三菱電機インフォメーションネットワーク(MIND)は、ユーザー企業の各種機器のログを収集して分析することによって標的型攻撃を検知するサービス「標的型攻撃対策サービス」を発表した。
これまでのログ分析では、正規ユーザーのパスワード誤入力などを攻撃として誤検知する場合があった。これに対して、今回開発したサービスでは、従来のログ分析ルールによる攻撃検知手法に加えて、新たに「攻撃シナリオを活用したログ分析手法」を導入し、攻撃と正規ユーザーの活動を判別できるようにした。
図1●攻撃シナリオを活用した攻撃検知の概要(出所:三菱電機インフォメーションネットワーク)拡大画像表示
攻撃シナリオを活用したログ分析のコアとして、三菱電機が開発した「サイバー攻撃検知技術」を用いる。攻撃者が目的達成のために必ず実施する攻撃手口を50個程度に分類し、これら50個程度の攻撃手口を監視することによってマルウェアの活動を検知する仕組みである。
実際の攻撃ではいくつかの攻撃手口が連続して発生することに着目し、一連の攻撃をシナリオとして定義し、攻撃手口がシナリオに沿って実行されているかを確認する。攻撃手口と類似した正規ユーザーの活動を、攻撃シナリオに沿っていなければ正規ユーザーであると識別することによって、誤検知を減らす。

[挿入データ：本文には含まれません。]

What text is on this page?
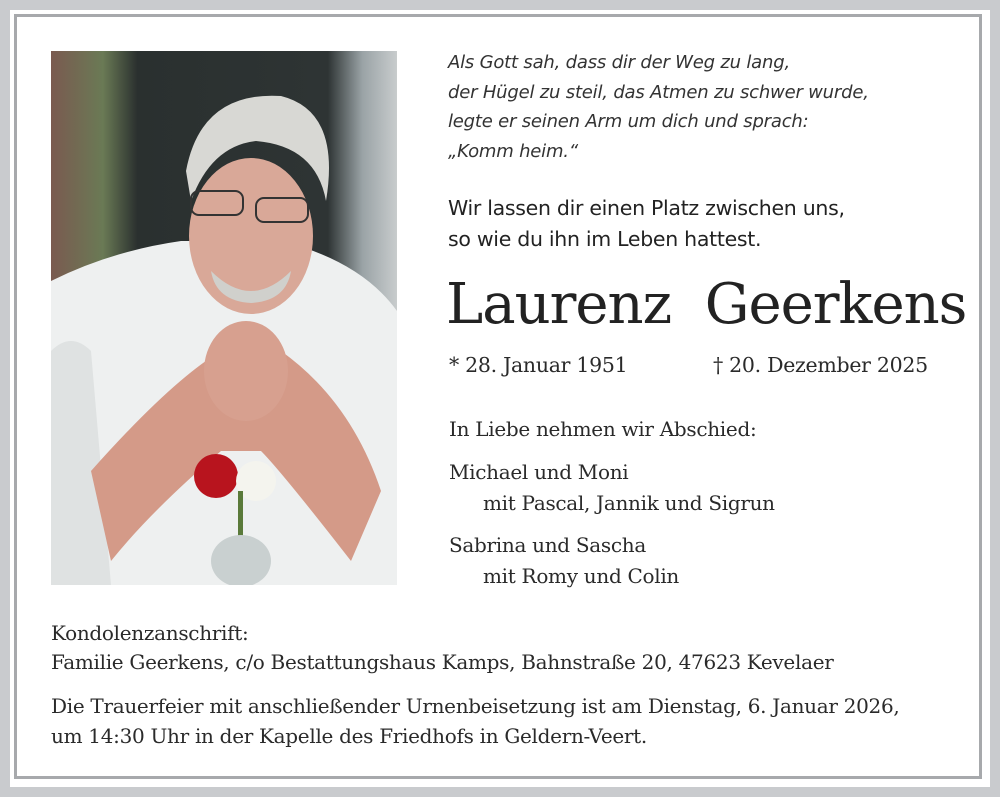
Als Gott sah, dass dir der Weg zu lang,
der Hügel zu steil, das Atmen zu schwer wurde,
legte er seinen Arm um dich und sprach:
„Komm heim.“
Wir lassen dir einen Platz zwischen uns,
so wie du ihn im Leben hattest.
Laurenz  Geerkens
* 28. Januar 1951	† 20. Dezember 2025
In Liebe nehmen wir Abschied:
Michael und Moni
mit Pascal, Jannik und Sigrun
Sabrina und Sascha
mit Romy und Colin
Kondolenzanschrift:
Familie Geerkens, c/o Bestattungshaus Kamps, Bahnstraße 20, 47623 Kevelaer
Die Trauerfeier mit anschließender Urnenbeisetzung ist am Dienstag, 6. Januar 2026,
um 14:30 Uhr in der Kapelle des Friedhofs in Geldern-Veert.
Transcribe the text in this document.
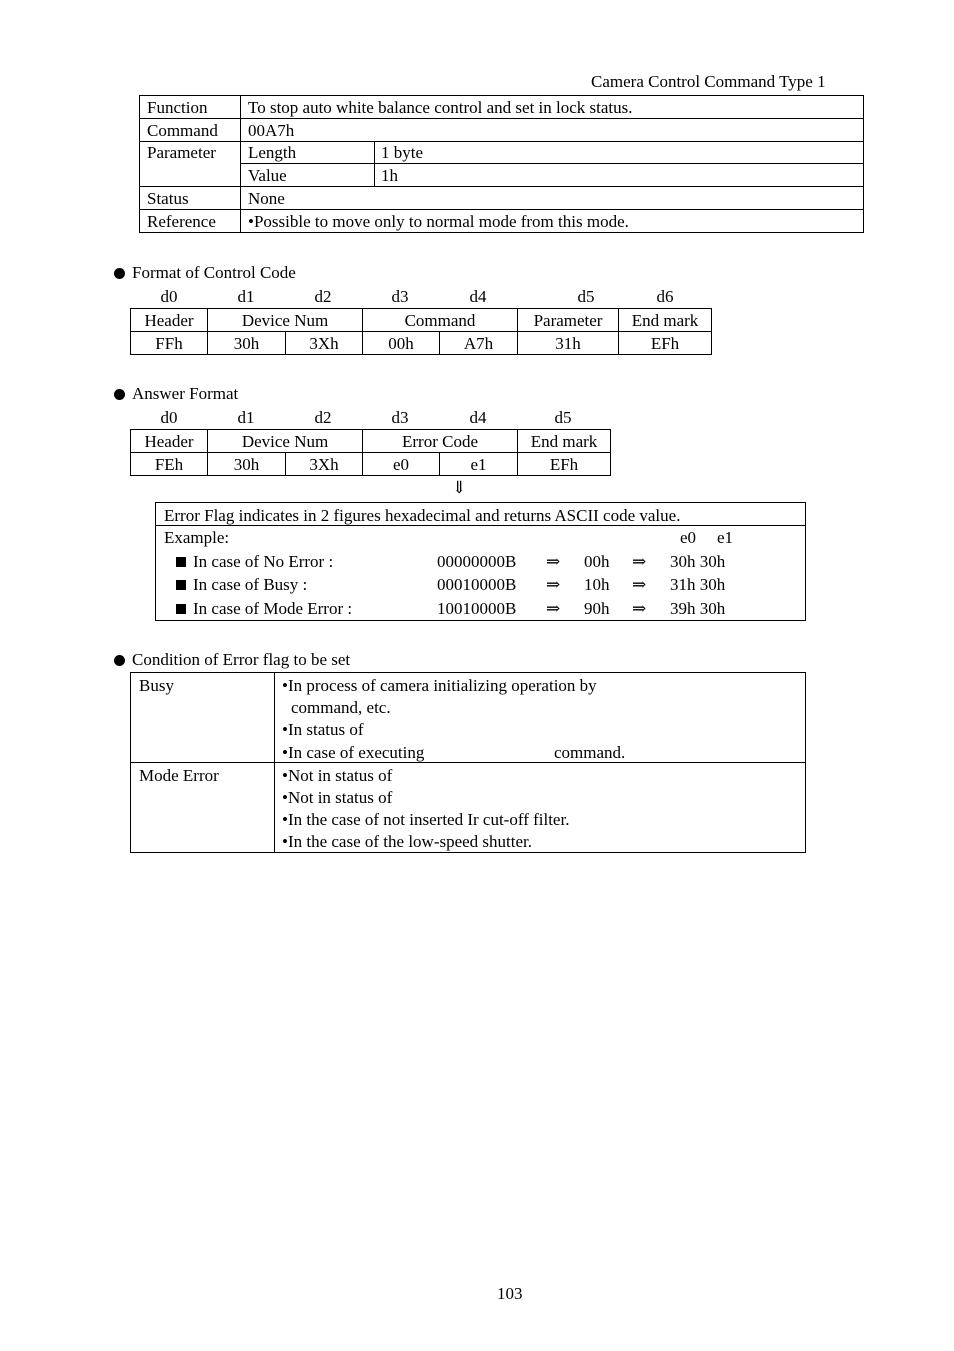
Camera Control Command Type 1
Function	To stop auto white balance control and set in lock status.	
Command	00A7h	
Parameter	Length	1 byte
	Value	1h
Status	None	
Reference	•Possible to move only to normal mode from this mode.	
Format of Control Code
d0	d1	d2	d3	d4	d5	d6
Header	Device Num		Command		Parameter	End mark
FFh	30h	3Xh	00h	A7h	31h	EFh
Answer Format
d0	d1	d2	d3	d4	d5
Header	Device Num		Error Code		End mark
FEh	30h	3Xh	e0	e1	EFh
⇓
Error Flag indicates in 2 figures hexadecimal and returns ASCII code value.
Example:	e0 e1
In case of No Error :	00000000B ⇒ 00h ⇒ 30h 30h
In case of Busy :	00010000B ⇒ 10h ⇒ 31h 30h
In case of Mode Error :	10010000B ⇒ 90h ⇒ 39h 30h
Condition of Error flag to be set
Busy	•In process of camera initializing operation by
command, etc.
•In status of
•In case of executing	command.
Mode Error	•Not in status of
•Not in status of
•In the case of not inserted Ir cut-off filter.
•In the case of the low-speed shutter.
103
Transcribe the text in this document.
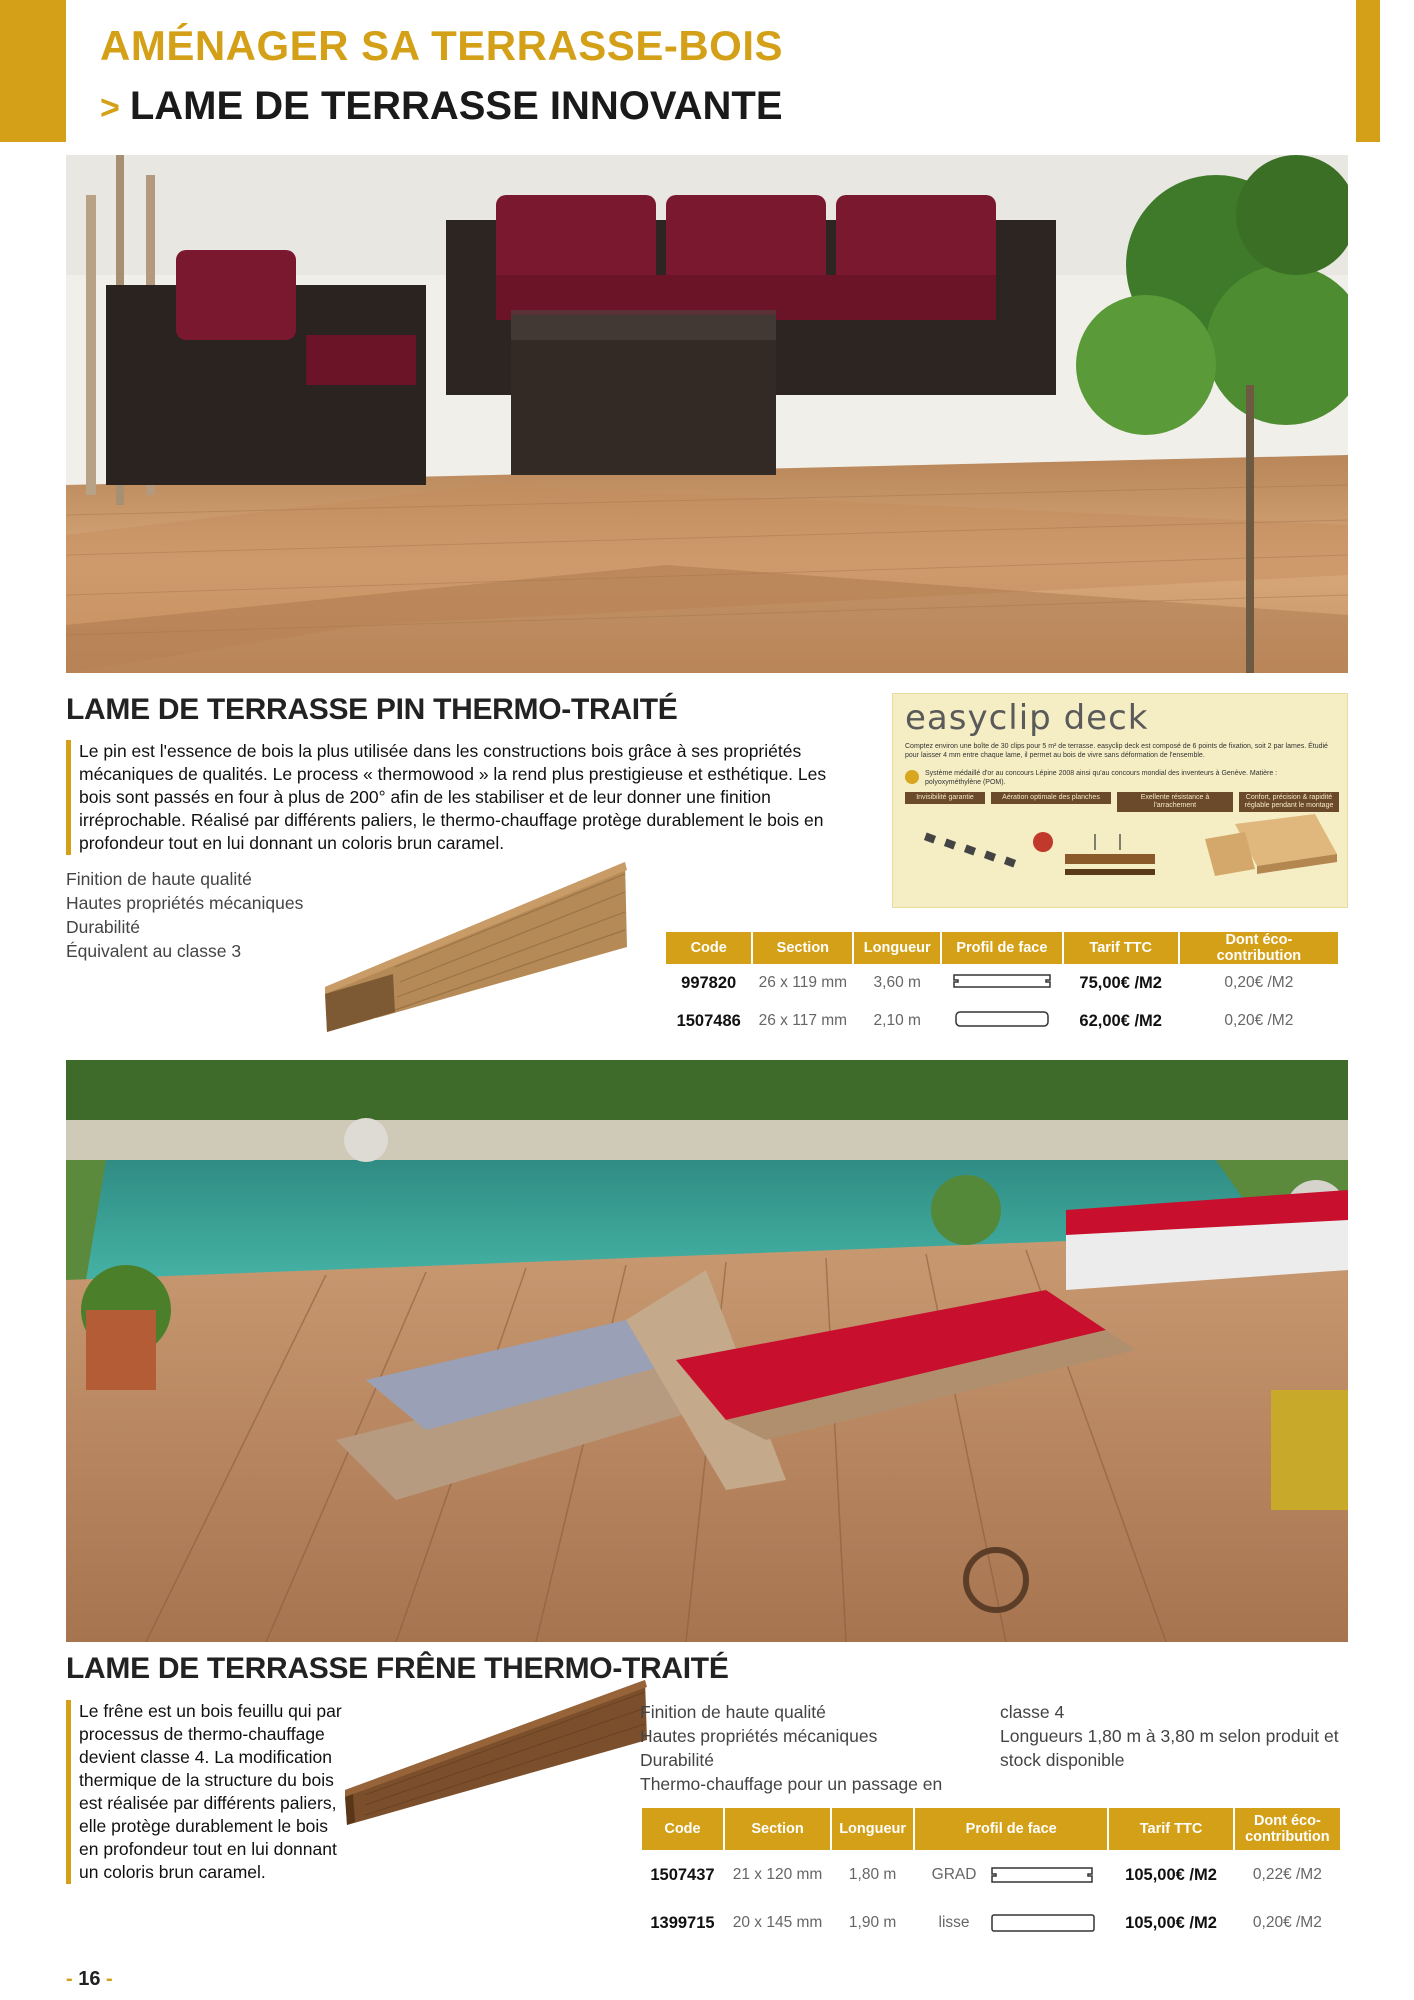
AMÉNAGER SA TERRASSE-BOIS
> LAME DE TERRASSE INNOVANTE
LAME DE TERRASSE PIN THERMO-TRAITÉ
Le pin est l'essence de bois la plus utilisée dans les constructions bois grâce à ses propriétés mécaniques de qualités. Le process « thermowood » la rend plus prestigieuse et esthétique. Les bois sont passés en four à plus de 200° afin de les stabiliser et de leur donner une finition irréprochable. Réalisé par différents paliers, le thermo-chauffage protège durablement le bois en profondeur tout en lui donnant un coloris brun caramel.
Finition de haute qualité
Hautes propriétés mécaniques
Durabilité
Équivalent au classe 3
easyclip deck
Comptez environ une boîte de 30 clips pour 5 m² de terrasse. easyclip deck est composé de 6 points de fixation, soit 2 par lames. Étudié pour laisser 4 mm entre chaque lame, il permet au bois de vivre sans déformation de l'ensemble.
Système médaillé d'or au concours Lépine 2008 ainsi qu'au concours mondial des inventeurs à Genève. Matière : polyoxyméthylène (POM).
Invisibilité garantie	Aération optimale des planches	Exellente résistance à l'arrachement
Confort, précision & rapidité réglable pendant le montage
Code	Section	Longueur	Profil de face	Tarif TTC	Dont éco-contribution
997820	26 x 119 mm	3,60 m		75,00€ /M2	0,20€ /M2
1507486	26 x 117 mm	2,10 m		62,00€ /M2	0,20€ /M2
LAME DE TERRASSE FRÊNE THERMO-TRAITÉ
Le frêne est un bois feuillu qui par processus de thermo-chauffage devient classe 4. La modification thermique de la structure du bois est réalisée par différents paliers, elle protège durablement le bois en profondeur tout en lui donnant un coloris brun caramel.
Finition de haute qualité
Hautes propriétés mécaniques
Durabilité
Thermo-chauffage pour un passage en
classe 4
Longueurs 1,80 m à 3,80 m selon produit et stock disponible
Code	Section	Longueur	Profil de face	Tarif TTC	Dont éco-contribution
1507437	21 x 120 mm	1,80 m	GRAD	105,00€ /M2	0,22€ /M2
1399715	20 x 145 mm	1,90 m	lisse	105,00€ /M2	0,20€ /M2
- 16 -
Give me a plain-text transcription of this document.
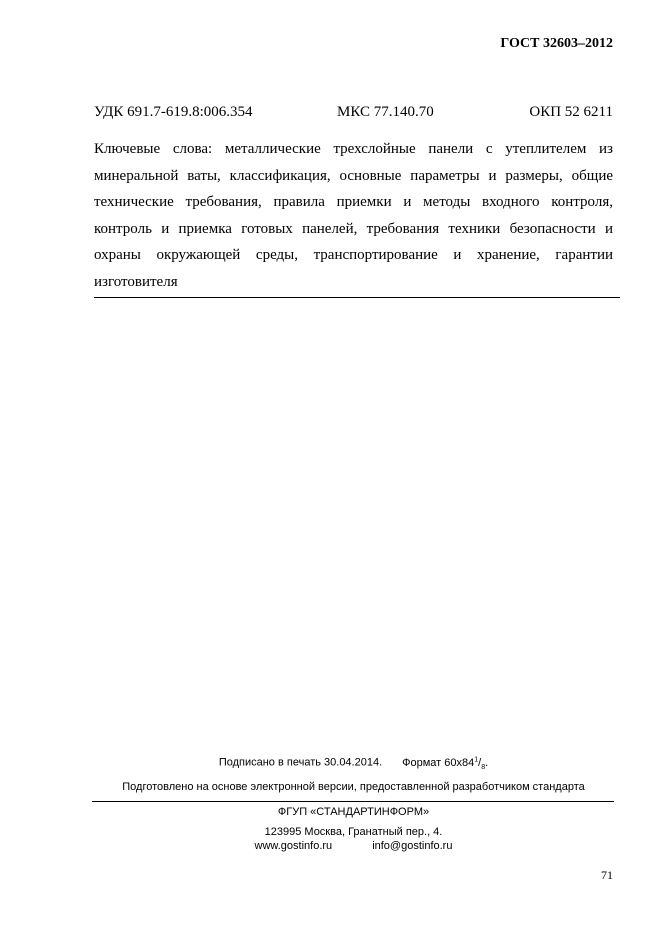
ГОСТ 32603–2012
УДК 691.7-619.8:006.354	МКС 77.140.70	ОКП 52 6211
Ключевые слова: металлические трехслойные панели с утеплителем из
минеральной ваты, классификация, основные параметры и размеры, общие
технические требования, правила приемки и методы входного контроля,
контроль и приемка готовых панелей, требования техники безопасности и
охраны окружающей среды, транспортирование и хранение, гарантии
изготовителя
Подписано в печать 30.04.2014. Формат $60x84^1/_8$.
Подготовлено на основе электронной версии, предоставленной разработчиком стандарта
ФГУП «СТАНДАРТИНФОРМ»
123995 Москва, Гранатный пер., 4.
www.gostinfo.ru	info@gostinfo.ru
71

分析対象のログは、Webプロキシサーバーのログをベースに、ユーザーの環境に応じて、Active Directory(AD)、ファイアウォール、IDS(侵入検知装置)/IPS(侵入防御装置)のログを取り込める。それぞれの機器で想定される攻撃手口を幅広く網羅しているという。
サービスの価格(税別)は、月額30万円からで、分析対象のログ量により変動する。詳細は個別見積もり。販売目標として、2017年度から3年間合計で10億円を掲げる。